Impact of soluble surfactants on the instabilities in liquid jets

Interfaces are common in both nature and industry, arising in foams, respiratory droplets, coatings, and inkjet printing. Generally, surfactants are used to stabilize the interface against rupture and coalescence. However, interfacial instabilities can still occur even in the presence of surfactants. As surfaces deform, surfactants alter the surface flows by causing gradients in surface tension and inducing additional surface rheological effects. Quantitatively characterizing these effects has been a key research interest in the past decades. This work focuses on the effect of soluble surfactants on the instabilities in liquid jets.
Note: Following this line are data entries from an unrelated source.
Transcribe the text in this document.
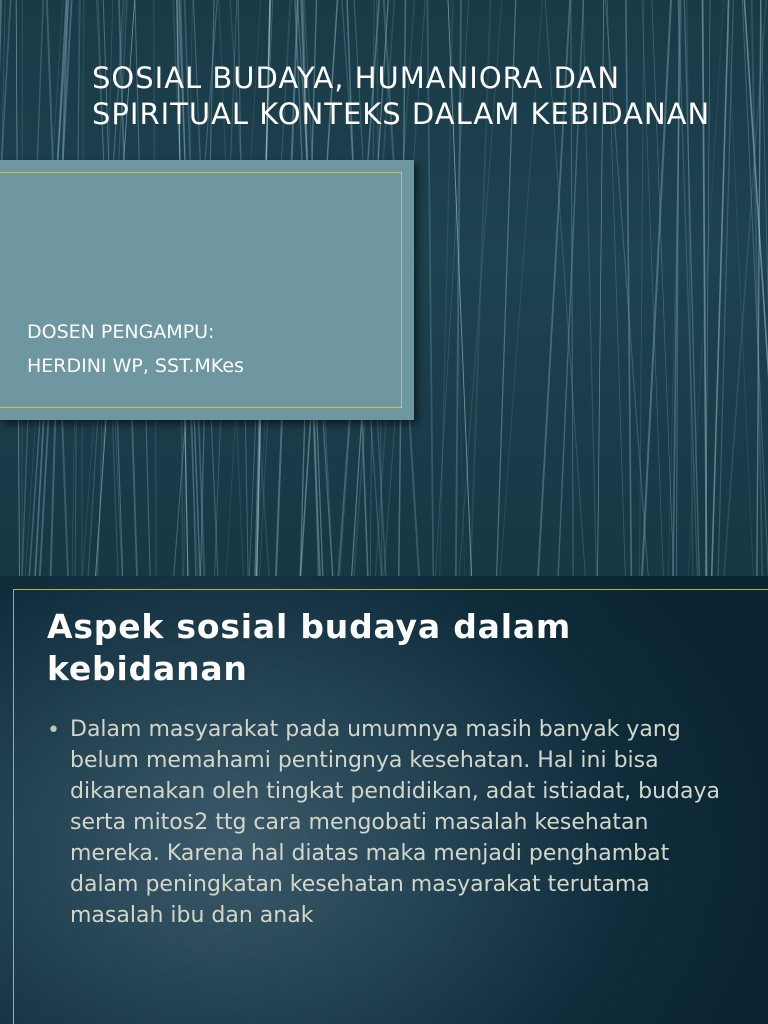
SOSIAL BUDAYA, HUMANIORA DAN SPIRITUAL KONTEKS DALAM KEBIDANAN
DOSEN PENGAMPU:
HERDINI WP, SST.MKes
Aspek sosial budaya dalam kebidanan
• Dalam masyarakat pada umumnya masih banyak yang belum memahami pentingnya kesehatan. Hal ini bisa dikarenakan oleh tingkat pendidikan, adat istiadat, budaya serta mitos2 ttg cara mengobati masalah kesehatan mereka. Karena hal diatas maka menjadi penghambat dalam peningkatan kesehatan masyarakat terutama masalah ibu dan anak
Recent studies have shown that insoluble surfactants delay thread thinning and suppress instabilities in Newtonian jet fluids. However, the understanding of soluble surfactants in jet fluid stability is still lacking, specifically the adsorption and desorption kinetics of the soluble surfactants near the interface. In this work, we use linear stability analysis to quantitatively show the stabilizing effects of increasing Marangoni stresses, surfactant adsorption and desorption time, and surface viscous stresses of soluble surfactants in jet fluid. In addition, we identify the surface viscous-like force contributed by the Marangoni flow with a finite adsorption and desorption time interval. Our work suggests that surface rheology should be considered as a potential factor in future models and experiments involving complex surfactant-laden interfaces.